Gai was wearing pants and an old robe; two red stains were staining the cloth like small bloody fingerprints on his left shoulder and back. Lee straightened like he was about to salute if it weren't for the medical kit in his hands.

"Sir! I'll attend to Gai-sensei's courageous wounds first, since they need immediate attention. Then I request permission to strap your wrist. Sir."

"I'm not gonna be able to shake him off, am I?" Kakashi asked Gai, who shook his head, beaming proudly at his student. Lee and Gai exchanged a thumbs-up and a brilliant smile, and Kakashi sighed again. There were some things even Sharingan Kakashi, the copy-nin genius, couldn't fight against.

Lee dutifully took care of their various injuries, all minor and Kakashi felt extremely grateful and lucky for that. Gai needed a couple of press-stitches, but he should be fit for duty by evening. Lee's hands were surprisingly gentle on Kakashi's forearm, and the strapping was good; it would stop further injury and gave Kakashi support so he could fight without too much pain if he had to. Lee was obviously a pro at this, but then, he had a lot of experience bandaging himself up.
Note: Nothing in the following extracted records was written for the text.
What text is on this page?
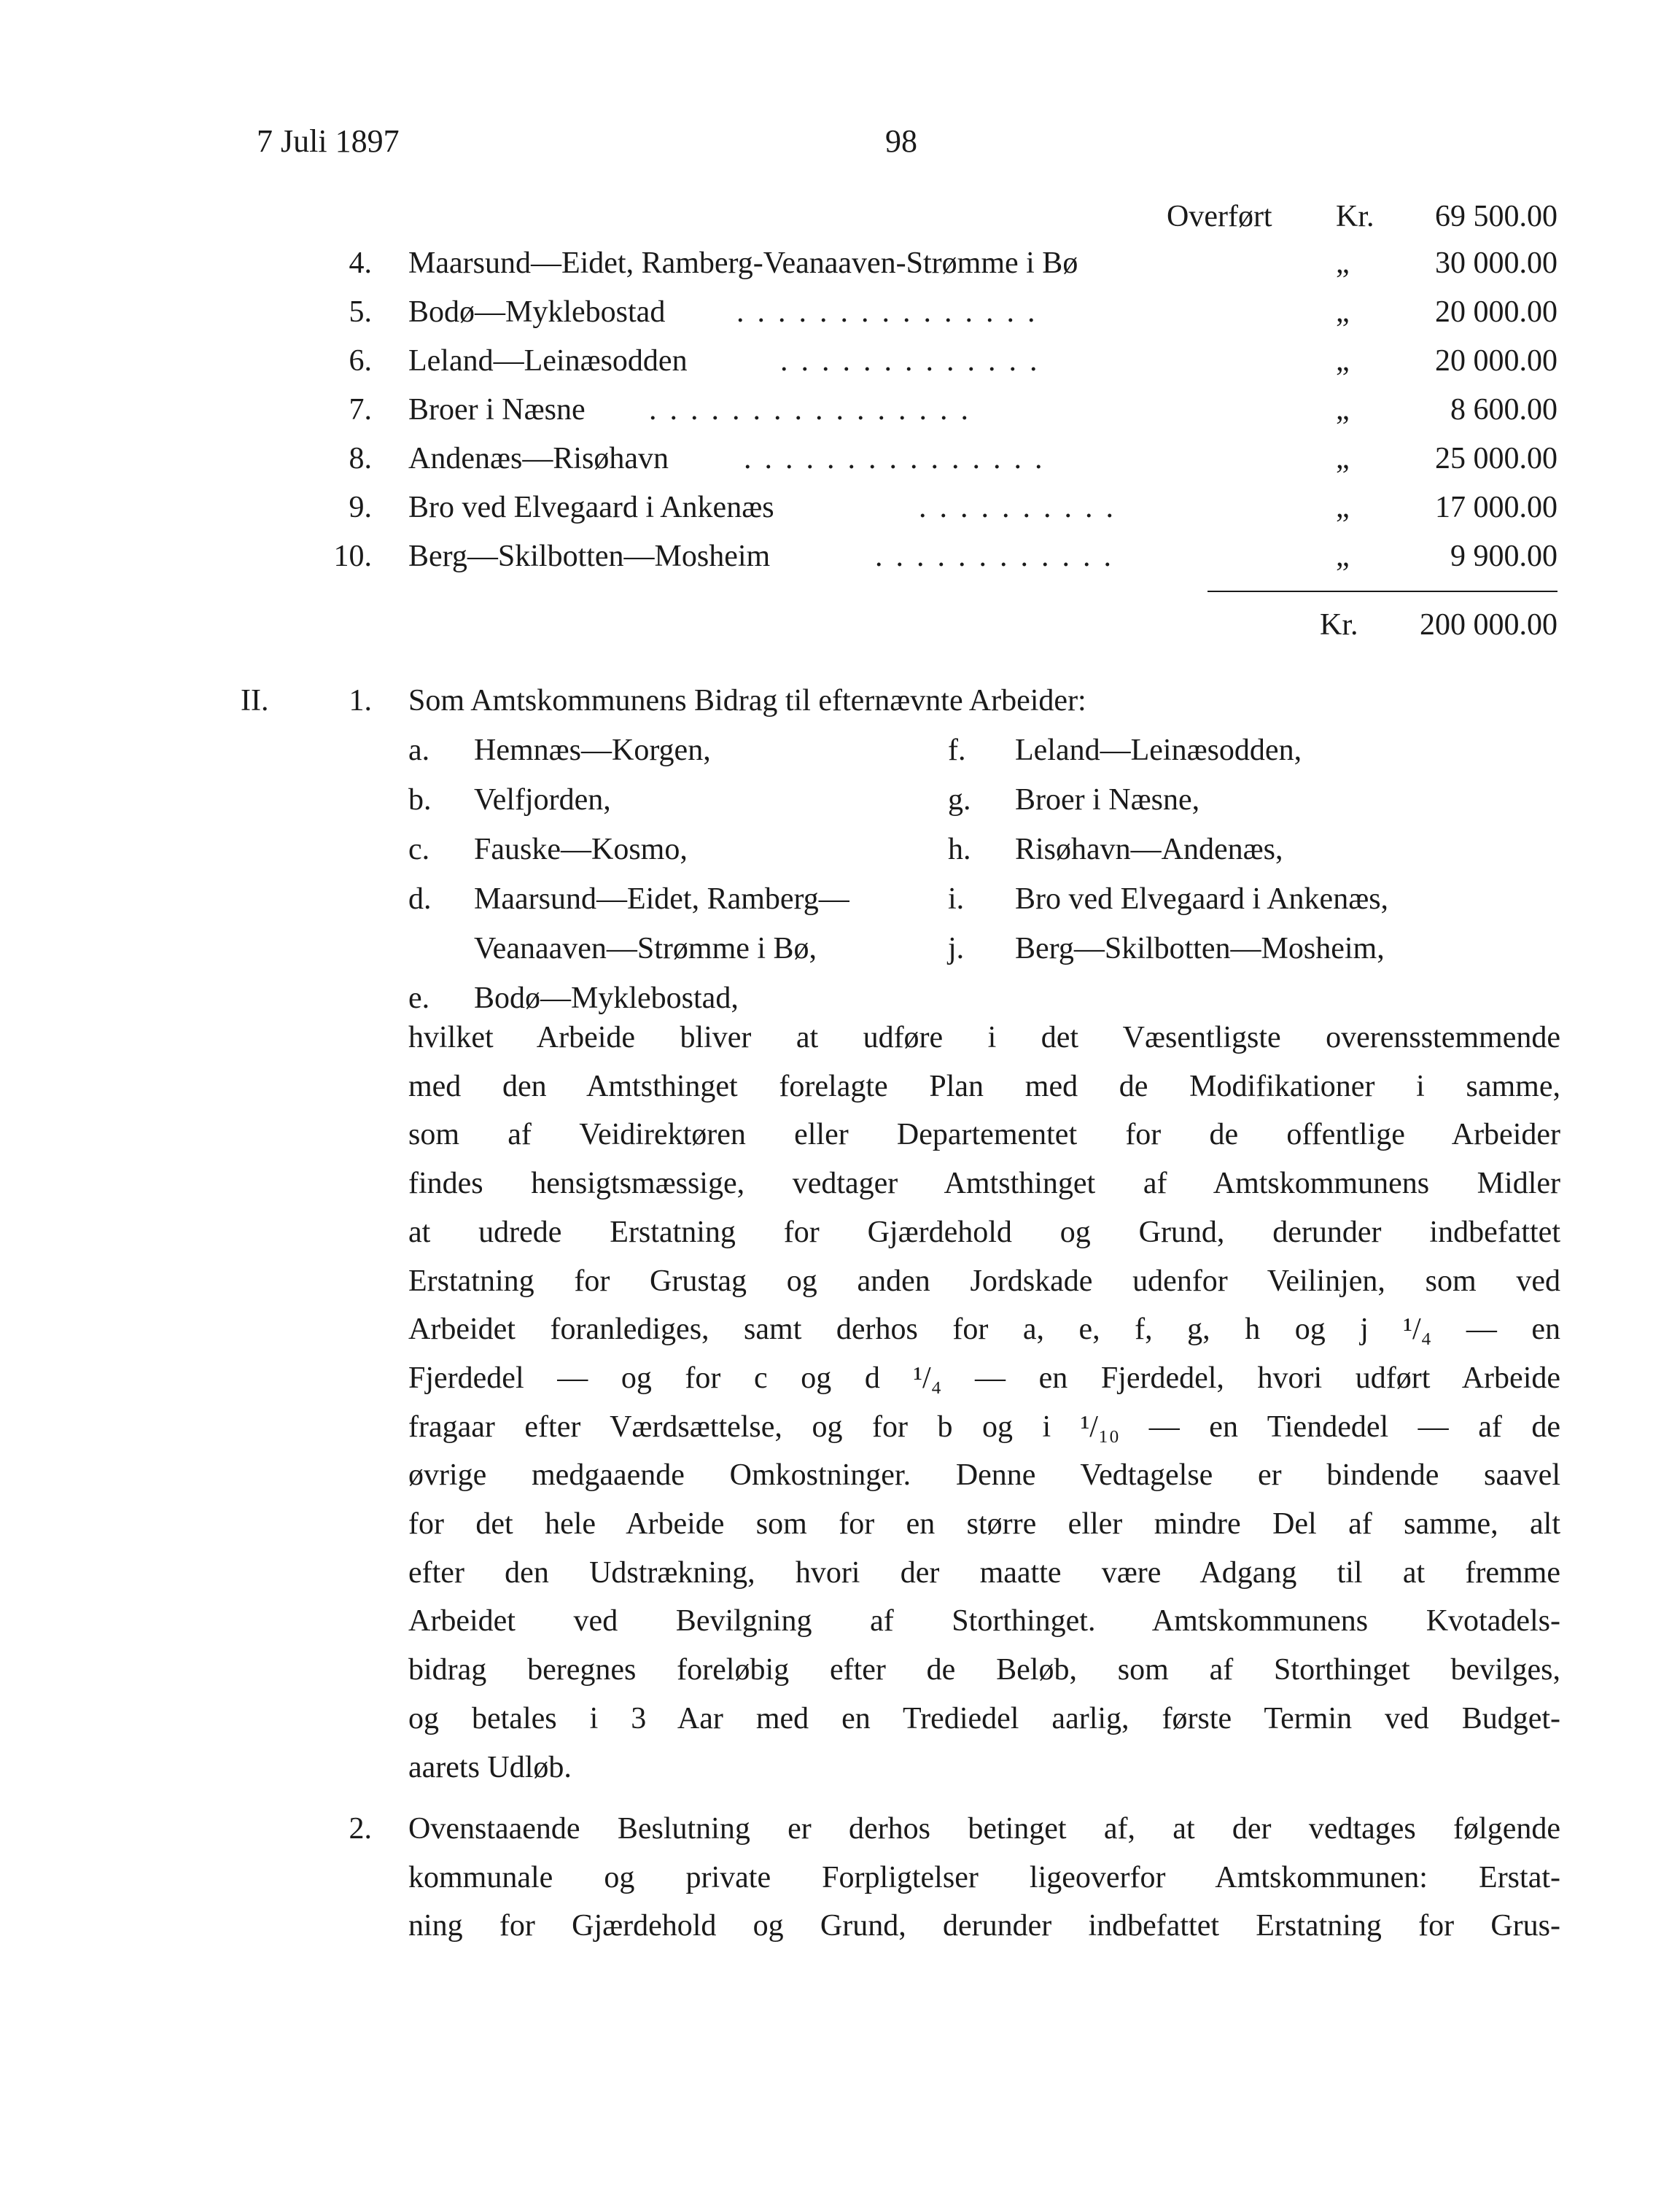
7 Juli 1897	98
Overført Kr.	69 500.00
4. Maarsund—Eidet, Ramberg-Veanaaven-Strømme i Bø	„	30 000.00
5. Bodø—Myklebostad ...............	„	20 000.00
6. Leland—Leinæsodden	.............	„	20 000.00
7. Broer i Næsne ................	„	8 600.00
8. Andenæs—Risøhavn ...............	„	25 000.00
9. Bro ved Elvegaard i Ankenæs	..........	„	17 000.00
10. Berg—Skilbotten—Mosheim	............	„	9 900.00
Kr.	200 000.00
II.	1. Som Amtskommunens Bidrag til efternævnte Arbeider:
a. Hemnæs—Korgen,
b. Velfjorden,
c. Fauske—Kosmo,
d. Maarsund—Eidet, Ramberg—
Veanaaven—Strømme i Bø,
e. Bodø—Myklebostad,
f. Leland—Leinæsodden,
g. Broer i Næsne,
h. Risøhavn—Andenæs,
i. Bro ved Elvegaard i Ankenæs,
j. Berg—Skilbotten—Mosheim,
hvilket Arbeide bliver at udføre i det Væsentligste overensstemmende
med den Amtsthinget forelagte Plan med de Modifikationer i samme,
som af Veidirektøren eller Departementet for de offentlige Arbeider
findes hensigtsmæssige, vedtager Amtsthinget af Amtskommunens Midler
at udrede Erstatning for Gjærdehold og Grund, derunder indbefattet
Erstatning for Grustag og anden Jordskade udenfor Veilinjen, som ved
Arbeidet foranlediges, samt derhos for a, e, f, g, h og j ¹/₄ — en
Fjerdedel — og for c og d ¹/₄ — en Fjerdedel, hvori udført Arbeide
fragaar efter Værdsættelse, og for b og i ¹/₁₀ — en Tiendedel — af de
øvrige medgaaende Omkostninger. Denne Vedtagelse er bindende saavel
for det hele Arbeide som for en større eller mindre Del af samme, alt
efter den Udstrækning, hvori der maatte være Adgang til at fremme
Arbeidet ved Bevilgning af Storthinget. Amtskommunens Kvotadels-
bidrag beregnes foreløbig efter de Beløb, som af Storthinget bevilges,
og betales i 3 Aar med en Trediedel aarlig, første Termin ved Budget-
aarets Udløb.
2. Ovenstaaende Beslutning er derhos betinget af, at der vedtages følgende
kommunale og private Forpligtelser ligeoverfor Amtskommunen: Erstat-
ning for Gjærdehold og Grund, derunder indbefattet Erstatning for Grus-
Lee then made them an Energetic Breakfast, a recipe he'd apparently cribbed from Gai, while he talked animatedly about his new Taijutsu move. The two men, still too wired to sleep, ate the breakfast and listened to the boy talk while the sun crept in through the kitchen window. Gai stopped Lee from doing the dishes, and they headed out into the backyard for a demonstration of the new move.

Kakashi drank a cup of coffee alone at the table. He should go and clean up the armour. He was definitely going to do the weapons. But a part of him was thinking of a bloodied cat and dog mask lying tangled together at the bottom of the closet.

Maybe it was time they stayed there.